Scalable queries for large datasets using cloud computing: a case study

  • Authors:
  • James P. McGlothlin;Latifur Khan

  • Affiliations:
  • The University of Texas at Dallas, Richardson, TX;The University of Texas at Dallas, Richardson, TX

  • Venue:
  • Proceedings of the 15th Symposium on International Database Engineering & Applications
  • Year:
  • 2011

Quantified Score

Hi-index 0.01

Visualization

Abstract

Cloud computing is rapidly growing in popularity as a solution for processing and retrieving huge amounts of data over clusters of inexpensive commodity hardware. The most common data model utilized by cloud computing software is the NoSQL data model.

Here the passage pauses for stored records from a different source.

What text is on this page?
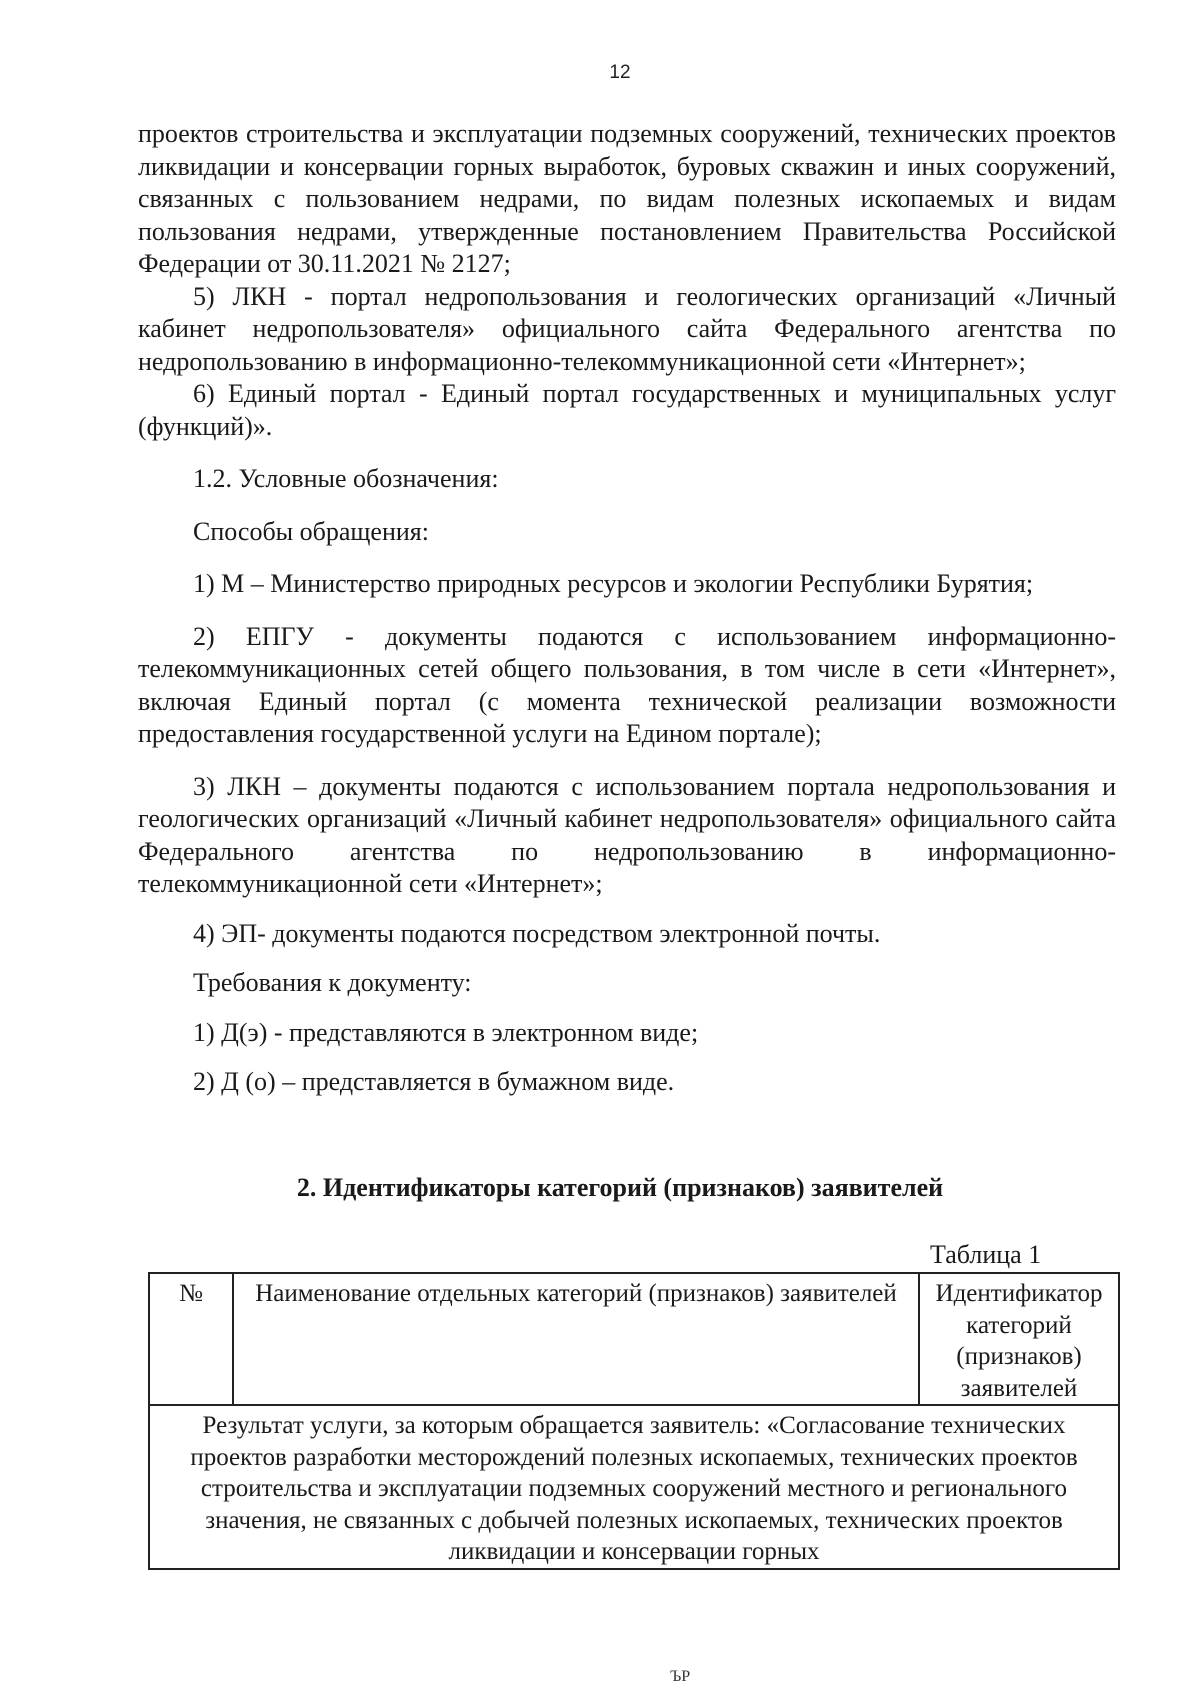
12

проектов строительства и эксплуатации подземных сооружений, технических проектов ликвидации и консервации горных выработок, буровых скважин и иных сооружений, связанных с пользованием недрами, по видам полезных ископаемых и видам пользования недрами, утвержденные постановлением Правительства Российской Федерации от 30.11.2021 № 2127;

5) ЛКН - портал недропользования и геологических организаций «Личный кабинет недропользователя» официального сайта Федерального агентства по недропользованию в информационно-телекоммуникационной сети «Интернет»;

6) Единый портал - Единый портал государственных и муниципальных услуг (функций)».

1.2. Условные обозначения:

Способы обращения:

1) М – Министерство природных ресурсов и экологии Республики Бурятия;

2) ЕПГУ - документы подаются с использованием информационно-телекоммуникационных сетей общего пользования, в том числе в сети «Интернет», включая Единый портал (с момента технической реализации возможности предоставления государственной услуги на Едином портале);

3) ЛКН – документы подаются с использованием портала недропользования и геологических организаций «Личный кабинет недропользователя» официального сайта Федерального агентства по недропользованию в информационно-телекоммуникационной сети «Интернет»;

4) ЭП- документы подаются посредством электронной почты.

Требования к документу:

1) Д(э) - представляются в электронном виде;

2) Д (о) – представляется в бумажном виде.

2. Идентификаторы категорий (признаков) заявителей
Таблица 1
№	Наименование отдельных категорий (признаков) заявителей	Идентификатор категорий (признаков) заявителей
Результат услуги, за которым обращается заявитель: «Согласование технических проектов разработки месторождений полезных ископаемых, технических проектов строительства и эксплуатации подземных сооружений местного и регионального значения, не связанных с добычей полезных ископаемых, технических проектов ликвидации и консервации горных
ЪР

While this data model is extremely scalable, it is much more efficient for simple retrievals and scans than for the complex analytical queries typical in a relational database model. In this paper, we evaluate emerging cloud computing technologies using a representative use case. Our use case involves analyzing telecommunications logs for performance monitoring and quality assurance. Clearly, the size of such logs is growing exponentially as more devices communicate more frequently and the amount of data being transferred steadily increases. We analyze potential solutions to provide a scalable database which supports both retrieval and analysis. We will investigate and analyze all the major open source cloud computing solutions and designs. We then choose the most applicable subset of these technologies for experimentation. We provide a performance evaluation of these products, and we analyze our results and make recommendations. This paper provides a comprehensive survey of technologies for scalable data processing and an in-depth performance evaluation of these technologies.